Join RFO and Isabel Hawkins Ph.D., Exploratorium Senior Scientist, for an informative, virtual conversation about "The Pleiades Experience: Intercultural Connections & the Science of Ancestral Timekeeping."
The Sun, Moon, planets, and stars have accompanied sky watchers over millennia. The Pleiades star cluster, observable from every continent except Antarctica, is tied to Indigenous worldviews, astronomy, calendaring, traditional weaving, weather prediction, and agriculture. For the original peoples of Polynesia, Mesoamerica, and the Andes, the Pleiades cluster continues to be a source of knowledge, both culturally and scientifically. Due to native language loss and globalization, such knowledge is eroding at a fast pace. I will share results of a Fulbright U.S. Global Scholar project and emerging results from collaborative research conducted in ancestral lands with Indigenous elders, young adults, and academics in Aotearoa/New Zealand, Guatemala, and Peru. Results are being shared locally for the benefit of the host communities and future generations of Indigenous astronomers.

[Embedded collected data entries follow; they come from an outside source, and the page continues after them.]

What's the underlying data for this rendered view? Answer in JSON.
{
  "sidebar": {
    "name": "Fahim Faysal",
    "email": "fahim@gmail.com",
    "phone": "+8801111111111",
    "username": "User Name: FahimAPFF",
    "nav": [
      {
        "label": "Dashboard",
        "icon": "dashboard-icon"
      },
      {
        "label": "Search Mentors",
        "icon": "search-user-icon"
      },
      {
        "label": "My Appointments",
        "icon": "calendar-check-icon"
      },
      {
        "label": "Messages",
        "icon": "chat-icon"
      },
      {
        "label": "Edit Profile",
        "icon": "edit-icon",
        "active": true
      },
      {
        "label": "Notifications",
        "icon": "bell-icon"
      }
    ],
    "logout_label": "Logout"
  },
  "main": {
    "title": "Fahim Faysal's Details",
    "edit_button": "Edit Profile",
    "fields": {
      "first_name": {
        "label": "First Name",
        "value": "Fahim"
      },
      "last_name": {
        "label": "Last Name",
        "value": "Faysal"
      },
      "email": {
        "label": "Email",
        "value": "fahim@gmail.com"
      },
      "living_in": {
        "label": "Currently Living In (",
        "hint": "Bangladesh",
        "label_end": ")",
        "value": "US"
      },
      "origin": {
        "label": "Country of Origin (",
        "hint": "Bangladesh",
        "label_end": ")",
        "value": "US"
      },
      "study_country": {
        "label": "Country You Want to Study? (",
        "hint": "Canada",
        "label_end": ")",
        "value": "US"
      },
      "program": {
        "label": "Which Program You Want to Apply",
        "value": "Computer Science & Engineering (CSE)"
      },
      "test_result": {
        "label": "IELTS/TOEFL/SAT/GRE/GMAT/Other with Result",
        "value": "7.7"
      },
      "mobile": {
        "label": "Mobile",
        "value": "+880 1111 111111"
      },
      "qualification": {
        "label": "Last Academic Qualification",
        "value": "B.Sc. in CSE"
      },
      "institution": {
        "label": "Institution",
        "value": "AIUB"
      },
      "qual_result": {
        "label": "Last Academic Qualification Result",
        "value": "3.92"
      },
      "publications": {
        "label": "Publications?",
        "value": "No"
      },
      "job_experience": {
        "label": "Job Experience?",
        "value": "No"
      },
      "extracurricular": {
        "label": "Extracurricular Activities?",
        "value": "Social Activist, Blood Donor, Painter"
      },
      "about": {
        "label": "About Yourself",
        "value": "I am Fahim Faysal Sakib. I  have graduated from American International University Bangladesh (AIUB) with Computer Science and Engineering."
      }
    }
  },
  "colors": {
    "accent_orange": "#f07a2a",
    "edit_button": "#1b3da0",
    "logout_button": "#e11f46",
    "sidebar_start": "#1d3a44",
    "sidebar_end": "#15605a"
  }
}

Isabel Hawkins grew up in Córdoba, Argentina, where the beauty of the night sky and a childhood visit to the Planetario charted the course of her career as an astronomer and science educator. Before joining the Exploratorium in 2009, she spent 20 years as an astrophysics researcher and science educator at the University of California, Berkeley, Space Sciences Laboratory. As Senior Scientist at the Exploratorium, her work is focused on NASA, NSF, and museum-funded efforts related to Latinx audience engagement, such as Solar Eclipse: Navigating the Path of Totality, GENIAL: Generating Engagement and New Initiatives for All Latinos, and Cambio, a professional development approach for building Latinx-focused cultural competence in museums. Through cultural astronomy, she fosters science pluralism by making visible the cultural roots of STEM. The Astronomical Society of the Pacific bestowed on her the prestigious Klumpke-Roberts Award in recognition of her outstanding contributions to the public understanding and appreciation of astronomy, an honor that she shares with fellow awardees Carl Sagan, Isaac Asimov, Julieta Fierro, and Tim Ferris, among others. Isabel is also a consultant for the Smithsonian Institution, a volunteer coordinator for the YAKANAL Indigenous Youth Cultural Exchange program based in Laguna Pueblo, New Mexico, and a Fulbright US Global Scholar alumnus. Her interests include salsa and bachata dancing, yoga, drawing Maya classic period glyphs, and the study of native languages.